The U.S. must  rapidly speed up the deployment of renewable energy. This requires a portfolio of solutions including solar PPAs. State PUCs need to move into this century and authorize solar PPAs for all types of customers.

U.S.: What the USEPA's Findings Could Mean for Business

Written by Fred Greguras (Palo Alto, CA)
 
In 2007, the U.S. Supreme Court held that greenhouse gases are air pollutants covered by the Clean Air Act.  On December 7, 2009, the USEPA issued two findings on greenhouse gases under the Clean Air Act:   
  • The endangerment finding is that current and projected concentrations of six key well-mixed greenhouse gases (carbon dioxide, methane, nitrous oxide, hydrofluorocarbons, perfluorocarbons and sulfur hexafluoride) in the atmosphere threaten the public health and welfare of current and future generations.
  • The cause finding is that the combined emissions of these gases from new motor vehicles and new motor vehicle engines contribute to the greenhouse gas pollution which threatens public health and welfare.

The findings alone do not impose any requirements on business but are the next step in finalizing USEPA’s greenhouse gas emission standards for light-duty vehicles proposed on September 15, 2009. While the findings apply only to these vehicle emissions, even if Congress fails to act, the precedent will almost certainly result in regulation for other sources since vehicles are not major sources of all of these greenhouse gases. 

The USEPA actions will pressure Congress to act, which could provide more certainty for business as to source category priorities, timing, minimum emission and other requirements. It could also provide tax incentives and create a revenue opportunity (cap and trade) as well as a cost burden. Source categories such as coal power facilities will likely be targeted first, but other sources will likely follow. The treatment of natural gas will also be important since many utilities and other businesses have moved to this lower cost, more scalable source of power. 

How will business finance these requirements?

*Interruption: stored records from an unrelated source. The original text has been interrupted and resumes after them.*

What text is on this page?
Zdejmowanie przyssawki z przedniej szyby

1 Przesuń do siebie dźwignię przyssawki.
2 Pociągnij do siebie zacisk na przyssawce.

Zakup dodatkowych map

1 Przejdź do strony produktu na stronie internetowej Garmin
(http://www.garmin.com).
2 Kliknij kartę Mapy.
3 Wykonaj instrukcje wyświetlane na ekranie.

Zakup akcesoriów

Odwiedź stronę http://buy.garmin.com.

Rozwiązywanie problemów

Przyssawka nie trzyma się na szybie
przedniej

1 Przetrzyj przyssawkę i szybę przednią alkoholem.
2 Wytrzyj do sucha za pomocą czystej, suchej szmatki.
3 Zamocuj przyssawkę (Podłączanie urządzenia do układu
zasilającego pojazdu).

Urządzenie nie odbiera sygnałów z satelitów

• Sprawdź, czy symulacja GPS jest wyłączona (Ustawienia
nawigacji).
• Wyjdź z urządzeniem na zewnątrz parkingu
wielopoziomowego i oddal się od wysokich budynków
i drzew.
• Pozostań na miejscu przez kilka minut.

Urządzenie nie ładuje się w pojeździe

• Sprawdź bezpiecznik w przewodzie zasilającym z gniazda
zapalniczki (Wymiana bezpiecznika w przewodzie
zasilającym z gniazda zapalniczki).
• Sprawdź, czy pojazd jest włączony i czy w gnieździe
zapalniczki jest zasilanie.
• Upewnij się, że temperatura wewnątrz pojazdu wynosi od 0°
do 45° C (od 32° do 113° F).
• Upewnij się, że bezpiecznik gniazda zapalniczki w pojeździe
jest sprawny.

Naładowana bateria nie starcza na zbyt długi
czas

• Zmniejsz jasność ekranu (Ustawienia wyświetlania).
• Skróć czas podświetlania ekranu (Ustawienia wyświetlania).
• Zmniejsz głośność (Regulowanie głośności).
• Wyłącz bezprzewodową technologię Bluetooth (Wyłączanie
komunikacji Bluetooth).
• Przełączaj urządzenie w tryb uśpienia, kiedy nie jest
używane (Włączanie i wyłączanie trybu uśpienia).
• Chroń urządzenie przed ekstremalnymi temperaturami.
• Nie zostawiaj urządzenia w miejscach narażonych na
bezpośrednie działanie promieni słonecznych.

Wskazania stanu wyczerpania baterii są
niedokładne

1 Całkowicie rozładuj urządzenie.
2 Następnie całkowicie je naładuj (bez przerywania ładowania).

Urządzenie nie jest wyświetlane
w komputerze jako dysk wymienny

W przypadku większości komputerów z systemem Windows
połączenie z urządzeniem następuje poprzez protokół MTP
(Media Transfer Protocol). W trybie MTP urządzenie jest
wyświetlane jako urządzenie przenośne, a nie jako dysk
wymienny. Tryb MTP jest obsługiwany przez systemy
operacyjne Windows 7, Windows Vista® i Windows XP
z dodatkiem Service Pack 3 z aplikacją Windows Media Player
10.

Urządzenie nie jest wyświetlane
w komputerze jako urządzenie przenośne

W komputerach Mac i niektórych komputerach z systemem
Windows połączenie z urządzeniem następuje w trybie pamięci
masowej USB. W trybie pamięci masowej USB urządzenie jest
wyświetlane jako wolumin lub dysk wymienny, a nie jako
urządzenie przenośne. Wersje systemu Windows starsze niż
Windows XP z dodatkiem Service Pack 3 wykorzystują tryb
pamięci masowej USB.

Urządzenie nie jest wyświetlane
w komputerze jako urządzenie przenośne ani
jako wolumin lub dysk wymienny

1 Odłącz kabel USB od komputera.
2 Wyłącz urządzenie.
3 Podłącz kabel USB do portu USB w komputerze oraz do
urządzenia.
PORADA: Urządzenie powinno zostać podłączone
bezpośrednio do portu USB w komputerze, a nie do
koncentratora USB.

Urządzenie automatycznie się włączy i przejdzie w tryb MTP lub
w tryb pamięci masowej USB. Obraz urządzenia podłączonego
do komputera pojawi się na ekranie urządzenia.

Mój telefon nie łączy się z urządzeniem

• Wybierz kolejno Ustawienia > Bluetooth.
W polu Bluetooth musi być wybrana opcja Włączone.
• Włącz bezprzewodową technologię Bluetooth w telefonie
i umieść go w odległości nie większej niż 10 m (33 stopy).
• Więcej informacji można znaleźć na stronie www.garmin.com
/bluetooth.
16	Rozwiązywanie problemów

At the utility level, the costs will be borne either directly by rate payers in new or reconstructed utility-owned power plants using cleaner power, or indirectly by renewable energy generated power purchased at a feed in tariff (FIT) under PPAs.

Compliance will require balance sheet financings in many cases, but some businesses with power plants may have the opportunity for project finance of renewable energy facilities depending on the creditworthiness of the offtaker. It is unlikely that renewable energy facilities can scale fast enough for compliance purposes even with a meaningful FIT.  For example, to replace one central coal fired plant may require a GW of electricity. 

While the USEPA regulations may be slowed by legal challenges, it seems clear the US will act in some way to reduce greenhouse gas emissions.